The Ahar culture also is known as the Banas culture is a Chalcolithic archaeological culture on the banks of Ahar River of southeastern Rajasthan state in India, lasting from 2100 to 1500 B.C., contemporary and adjacent to the Indus Valley Civilization. Situated along the Banas and Berach Rivers, as well as the Ahar river Banas people were exploiting the copper ores of the Aravalli Range to make axes and other artifacts. They were sustained on a number of crops, including wheat and barley.
Typical Ahar pottery is a Black-and-Red ware (BRW) with linear and dotted designs painted on it in white pigment and has a limited range of shapes, which include bowls, bowls-on-stands, elongated vases and globular vases. The Ahar culture also had equally distinctive brightly slipped Red Ware, a Tan ware, ceramics in Burnished Black that were incised Thin Red ware, as well as incised and otherwise decorated Gray ware fabrics.
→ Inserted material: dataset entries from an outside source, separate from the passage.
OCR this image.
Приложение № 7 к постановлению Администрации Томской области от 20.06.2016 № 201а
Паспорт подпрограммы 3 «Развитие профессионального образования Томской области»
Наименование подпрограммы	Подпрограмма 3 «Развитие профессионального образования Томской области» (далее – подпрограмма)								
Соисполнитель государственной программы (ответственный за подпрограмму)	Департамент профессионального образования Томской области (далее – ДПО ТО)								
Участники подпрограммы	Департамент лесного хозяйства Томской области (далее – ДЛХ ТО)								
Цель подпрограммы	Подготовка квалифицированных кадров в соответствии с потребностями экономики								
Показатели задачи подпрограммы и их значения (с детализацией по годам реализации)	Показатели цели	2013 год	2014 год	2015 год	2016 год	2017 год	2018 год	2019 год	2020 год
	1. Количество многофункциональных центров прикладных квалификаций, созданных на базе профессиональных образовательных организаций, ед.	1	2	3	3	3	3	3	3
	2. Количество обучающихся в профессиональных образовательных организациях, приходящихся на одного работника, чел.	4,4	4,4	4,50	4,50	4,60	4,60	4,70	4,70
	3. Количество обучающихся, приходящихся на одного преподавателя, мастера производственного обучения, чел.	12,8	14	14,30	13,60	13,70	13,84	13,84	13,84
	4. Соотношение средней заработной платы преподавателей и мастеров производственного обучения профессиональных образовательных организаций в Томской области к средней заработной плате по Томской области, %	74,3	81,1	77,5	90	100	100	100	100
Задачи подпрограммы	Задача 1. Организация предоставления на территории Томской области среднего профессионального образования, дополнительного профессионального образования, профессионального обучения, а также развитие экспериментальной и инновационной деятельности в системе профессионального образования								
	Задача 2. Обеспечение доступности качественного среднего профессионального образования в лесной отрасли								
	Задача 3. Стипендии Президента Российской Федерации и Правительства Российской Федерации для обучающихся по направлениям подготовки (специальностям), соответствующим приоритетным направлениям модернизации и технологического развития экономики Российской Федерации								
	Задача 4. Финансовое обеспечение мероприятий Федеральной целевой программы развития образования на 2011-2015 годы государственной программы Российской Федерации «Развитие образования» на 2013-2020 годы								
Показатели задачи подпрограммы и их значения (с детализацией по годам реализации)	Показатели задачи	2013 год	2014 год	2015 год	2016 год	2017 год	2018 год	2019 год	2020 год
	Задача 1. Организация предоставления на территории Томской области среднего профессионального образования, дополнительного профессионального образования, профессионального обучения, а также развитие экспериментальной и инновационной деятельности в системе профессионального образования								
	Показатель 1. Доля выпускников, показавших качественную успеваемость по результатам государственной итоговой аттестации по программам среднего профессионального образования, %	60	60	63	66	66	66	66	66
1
The pottery had a black top and reddish bottom, with paintings in white on the black surface. Because of these distinctive features, Ahar, when it was first noticed by R C Agrawal, was called the "black and red ware culture". This is in a way true, because this was primarily the pottery used by the inhabitants of Ahar for drinking and eating. They used fine and deluxe table-ware like the china- ware or stainless steel we use today. However, a subsequent and more extensive excavation showed that the Ahar people produced other kinds of fine and distinctive pottery as well.